The other note of interest in this article is that the public is holding much more cash and that the Fed expects cash in circulation to increase by $500 billion or more in the next five years. If that is true, what happens to all those headlines we see telling us a "cashless society" is just around the corner? We see headlines and articles about that all the time even as cash in circulation continues to rise.

Fed skeptics will of course not believe any of this is going to happen. They believe the Fed has placed itself between a rock and hard place and is trapped. They do not believe the Fed will be able to simply sit by passively and let its balance sheet slowly shrink over time or that they intend to allow cash in circulation to continue to increase over the next five years.

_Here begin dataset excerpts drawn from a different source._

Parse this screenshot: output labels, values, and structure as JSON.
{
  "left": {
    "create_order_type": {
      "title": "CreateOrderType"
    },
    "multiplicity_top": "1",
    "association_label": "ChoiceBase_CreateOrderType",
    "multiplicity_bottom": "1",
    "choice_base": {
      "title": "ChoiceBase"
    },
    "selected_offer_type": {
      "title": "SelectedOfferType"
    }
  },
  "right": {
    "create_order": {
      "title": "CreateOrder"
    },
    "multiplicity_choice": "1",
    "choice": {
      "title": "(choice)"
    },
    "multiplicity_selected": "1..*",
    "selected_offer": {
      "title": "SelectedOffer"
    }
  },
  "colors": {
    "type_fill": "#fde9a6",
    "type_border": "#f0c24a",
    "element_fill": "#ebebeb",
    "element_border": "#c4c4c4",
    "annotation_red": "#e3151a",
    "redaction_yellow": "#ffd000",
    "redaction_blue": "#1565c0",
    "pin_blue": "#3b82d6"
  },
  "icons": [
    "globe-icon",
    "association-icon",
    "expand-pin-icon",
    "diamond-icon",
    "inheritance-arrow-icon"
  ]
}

So far though, the Fed skeptics predictions of massive inflation have not panned out. Most of the huge amount of money created by the Fed never really got into the real economy and boosted the velocity of money. Instead it appears to have boosted stock markets and housing prices again. Now Fed skeptics are predicting that a new recession coming soon will not allow the Fed to just slowly and passively shrink its balance sheet. They see the rising stock markets and house prices as new bubbles that will soon burst forcing the Fed to scramble once again with more massive money creation. So they view the Fed plan detailed in this CNBC article as fantasy.

Who will be right about all this? Only time will tell us. 

What we should watch for is any indication that the Fed is having to reverse course from this plan and start expanding its balance sheet again rather than to gradually shrink it. That is the kind of thing that could shake market confidence and lead to a new major financial crisis. If the Fed succeeds, it means a crisis is likely not on the immediate horizon. 

It will also be interesting to see if cash in circulation does increase by over $500 billion in the next five years. That would hardly be an indication of a "cashless society". What matters is what actually happens, not what the Fed says or what Fed skeptics say will happen.

Added note 5-24-17: Fed will let the balance sheet shrink gradually and keep it much higher per this CNBC article.